How has the situation come to such a pass?
This is entirely due to the culture of unproductivity that the Trinamul Congress had instituted in West Bengal-freebies, useless expenditure on fairs and sports events, and, of course, the culture of massive corruption. Revenue collection has gone down, revenue sources have shrunk, and huge amounts of money had to be earmarked for servicing of debts. West Bengal spends 20 to 28 percent of its revenues for paying interest on loans, while some other big states spend only 5 to 15 percent of their money for such purposes. Needless to say, West Bengal's money is going down the drain of subsidies rather than towards capital expenditure, i.e., for building of infrastructure.
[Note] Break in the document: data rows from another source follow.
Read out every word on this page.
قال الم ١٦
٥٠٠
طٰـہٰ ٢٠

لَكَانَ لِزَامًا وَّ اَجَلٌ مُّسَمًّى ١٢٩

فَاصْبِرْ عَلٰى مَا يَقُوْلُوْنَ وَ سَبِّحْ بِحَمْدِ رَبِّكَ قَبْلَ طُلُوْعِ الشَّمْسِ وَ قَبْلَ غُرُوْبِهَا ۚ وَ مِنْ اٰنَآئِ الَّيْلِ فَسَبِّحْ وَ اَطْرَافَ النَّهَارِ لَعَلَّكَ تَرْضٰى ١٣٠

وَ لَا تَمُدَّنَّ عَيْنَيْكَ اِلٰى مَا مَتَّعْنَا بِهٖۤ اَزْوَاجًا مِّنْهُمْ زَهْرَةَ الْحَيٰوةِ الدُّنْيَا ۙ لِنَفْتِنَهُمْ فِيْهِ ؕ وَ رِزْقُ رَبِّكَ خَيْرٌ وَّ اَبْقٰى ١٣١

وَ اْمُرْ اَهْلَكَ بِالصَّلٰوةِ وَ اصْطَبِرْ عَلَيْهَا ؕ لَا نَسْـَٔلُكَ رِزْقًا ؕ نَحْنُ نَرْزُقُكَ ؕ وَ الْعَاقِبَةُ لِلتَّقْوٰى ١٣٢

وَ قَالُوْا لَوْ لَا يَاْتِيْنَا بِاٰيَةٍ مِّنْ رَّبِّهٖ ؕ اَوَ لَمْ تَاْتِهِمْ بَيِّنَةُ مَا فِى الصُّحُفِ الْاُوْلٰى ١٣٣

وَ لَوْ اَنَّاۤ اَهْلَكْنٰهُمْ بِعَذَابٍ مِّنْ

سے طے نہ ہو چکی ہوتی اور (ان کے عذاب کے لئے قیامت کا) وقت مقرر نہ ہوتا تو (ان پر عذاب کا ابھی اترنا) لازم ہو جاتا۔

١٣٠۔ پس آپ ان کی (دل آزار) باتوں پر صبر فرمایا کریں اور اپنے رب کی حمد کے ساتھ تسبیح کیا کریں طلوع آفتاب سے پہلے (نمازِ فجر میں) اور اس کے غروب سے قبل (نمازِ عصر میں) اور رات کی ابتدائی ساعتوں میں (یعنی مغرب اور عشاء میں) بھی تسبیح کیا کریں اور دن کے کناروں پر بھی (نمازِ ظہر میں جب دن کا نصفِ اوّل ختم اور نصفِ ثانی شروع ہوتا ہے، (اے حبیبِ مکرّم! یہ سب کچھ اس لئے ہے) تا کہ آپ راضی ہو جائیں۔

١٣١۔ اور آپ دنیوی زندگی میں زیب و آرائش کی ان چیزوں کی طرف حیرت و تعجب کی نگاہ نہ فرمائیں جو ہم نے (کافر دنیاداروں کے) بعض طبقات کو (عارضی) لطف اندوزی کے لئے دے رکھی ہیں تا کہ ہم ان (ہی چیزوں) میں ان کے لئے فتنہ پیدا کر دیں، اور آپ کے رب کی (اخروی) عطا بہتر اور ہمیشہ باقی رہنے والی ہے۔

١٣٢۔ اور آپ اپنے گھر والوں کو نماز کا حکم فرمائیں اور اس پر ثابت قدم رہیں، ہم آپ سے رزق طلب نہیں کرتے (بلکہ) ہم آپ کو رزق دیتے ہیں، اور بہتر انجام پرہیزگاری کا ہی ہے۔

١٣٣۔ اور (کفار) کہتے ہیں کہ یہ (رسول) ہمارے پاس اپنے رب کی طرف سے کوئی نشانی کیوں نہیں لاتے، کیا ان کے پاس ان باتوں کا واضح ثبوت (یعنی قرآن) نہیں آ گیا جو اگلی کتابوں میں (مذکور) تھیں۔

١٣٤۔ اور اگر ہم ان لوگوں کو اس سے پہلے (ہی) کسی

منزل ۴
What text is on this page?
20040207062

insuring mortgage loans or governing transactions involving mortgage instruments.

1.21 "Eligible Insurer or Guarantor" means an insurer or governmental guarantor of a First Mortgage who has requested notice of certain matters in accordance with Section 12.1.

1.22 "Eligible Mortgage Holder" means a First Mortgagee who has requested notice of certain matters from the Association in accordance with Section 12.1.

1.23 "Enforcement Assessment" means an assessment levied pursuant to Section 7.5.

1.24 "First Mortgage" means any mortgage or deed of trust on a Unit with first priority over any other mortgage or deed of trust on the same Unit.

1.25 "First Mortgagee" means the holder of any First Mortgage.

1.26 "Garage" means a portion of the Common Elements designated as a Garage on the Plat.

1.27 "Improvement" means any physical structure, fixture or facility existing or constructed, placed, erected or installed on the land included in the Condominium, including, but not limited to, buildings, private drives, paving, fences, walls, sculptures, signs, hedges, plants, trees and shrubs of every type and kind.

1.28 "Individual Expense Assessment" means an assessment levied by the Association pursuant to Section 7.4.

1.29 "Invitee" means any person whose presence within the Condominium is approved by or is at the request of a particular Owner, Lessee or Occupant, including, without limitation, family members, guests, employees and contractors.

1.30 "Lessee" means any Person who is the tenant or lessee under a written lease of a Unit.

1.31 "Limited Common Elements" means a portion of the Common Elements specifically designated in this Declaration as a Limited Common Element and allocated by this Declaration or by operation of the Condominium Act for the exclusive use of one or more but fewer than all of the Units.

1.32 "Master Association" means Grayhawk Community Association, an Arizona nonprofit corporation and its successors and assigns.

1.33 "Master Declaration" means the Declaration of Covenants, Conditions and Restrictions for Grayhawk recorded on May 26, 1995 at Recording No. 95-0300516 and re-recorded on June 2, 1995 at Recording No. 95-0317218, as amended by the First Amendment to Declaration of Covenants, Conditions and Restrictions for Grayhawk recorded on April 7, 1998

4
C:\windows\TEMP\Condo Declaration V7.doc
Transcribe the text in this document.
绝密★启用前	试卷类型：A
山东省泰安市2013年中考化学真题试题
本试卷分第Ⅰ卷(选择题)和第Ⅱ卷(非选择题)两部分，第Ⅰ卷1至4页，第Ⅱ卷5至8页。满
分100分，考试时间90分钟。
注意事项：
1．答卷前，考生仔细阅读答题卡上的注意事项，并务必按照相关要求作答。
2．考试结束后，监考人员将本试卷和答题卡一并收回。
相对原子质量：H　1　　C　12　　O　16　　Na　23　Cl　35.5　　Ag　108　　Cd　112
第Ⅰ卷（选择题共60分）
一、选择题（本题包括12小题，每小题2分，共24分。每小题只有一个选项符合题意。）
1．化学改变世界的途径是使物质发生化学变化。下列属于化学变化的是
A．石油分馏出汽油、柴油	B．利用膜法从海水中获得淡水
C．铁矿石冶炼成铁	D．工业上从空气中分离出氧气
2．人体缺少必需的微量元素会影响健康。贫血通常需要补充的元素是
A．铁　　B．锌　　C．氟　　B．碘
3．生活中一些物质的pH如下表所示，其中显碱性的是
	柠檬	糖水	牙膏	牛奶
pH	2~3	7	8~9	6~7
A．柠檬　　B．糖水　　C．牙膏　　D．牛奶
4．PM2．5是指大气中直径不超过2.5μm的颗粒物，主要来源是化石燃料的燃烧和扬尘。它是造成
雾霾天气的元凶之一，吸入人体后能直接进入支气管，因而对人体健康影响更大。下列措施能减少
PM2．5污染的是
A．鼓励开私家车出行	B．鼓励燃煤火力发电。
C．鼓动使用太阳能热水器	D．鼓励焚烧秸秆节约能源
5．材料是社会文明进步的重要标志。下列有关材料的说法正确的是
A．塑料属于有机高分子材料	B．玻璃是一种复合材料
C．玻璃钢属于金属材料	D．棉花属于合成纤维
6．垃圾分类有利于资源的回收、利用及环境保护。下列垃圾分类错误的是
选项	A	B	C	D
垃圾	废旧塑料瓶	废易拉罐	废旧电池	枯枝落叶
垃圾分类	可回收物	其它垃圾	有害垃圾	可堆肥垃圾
There is a fallacy that Suvendu Adhikari will have to unravel. According to the Periodic Labour Force Survey, West Bengal's unemployment rate is 3.6 percent, much below the national average of 4.8 percent. In terms of rural-urban parameters, also, West Bengal's performance is much better than the national average. If that be the case, then why did the previous government of Mamata Banerjee have to launch the Banglar Yuvasathi scheme through which a dole of Rs 1500 per month was promised to be given to all the unemployed men of Bengal aged between 21 and 40? Moreover, till 2025, an estimated 22.4 lakh workers have left West Bengal and are now working in different other states of the country. They have left their homes and families in West Bengal, where employment is scarce, to take up mostly low-end, unskilled jobs.
The industrial base of the state has crashed. This is clearly evident even to the naked eye as one after another closed industrial unit stands as a mute witness to a sad story of the state's economic degeneration. Large numbers of business establishments have shifted their registered offices from Kolkata to other states. The best example of it is the Dalhousie Square area of the city, once famed for its conglomeration of 'merchant offices.' Now very little of them exists there.
So Mamata has passed over virtually a graveyard to Suvendu Adhikari. At the same time, it is also a fact that the people of West Bengal will no longer tolerate any perpetrator in such a scenario. That is the reason behind the tectonic verdict that they have given in the just concluded assembly election.
(The author is a senior journalist and commentator on current affairs.)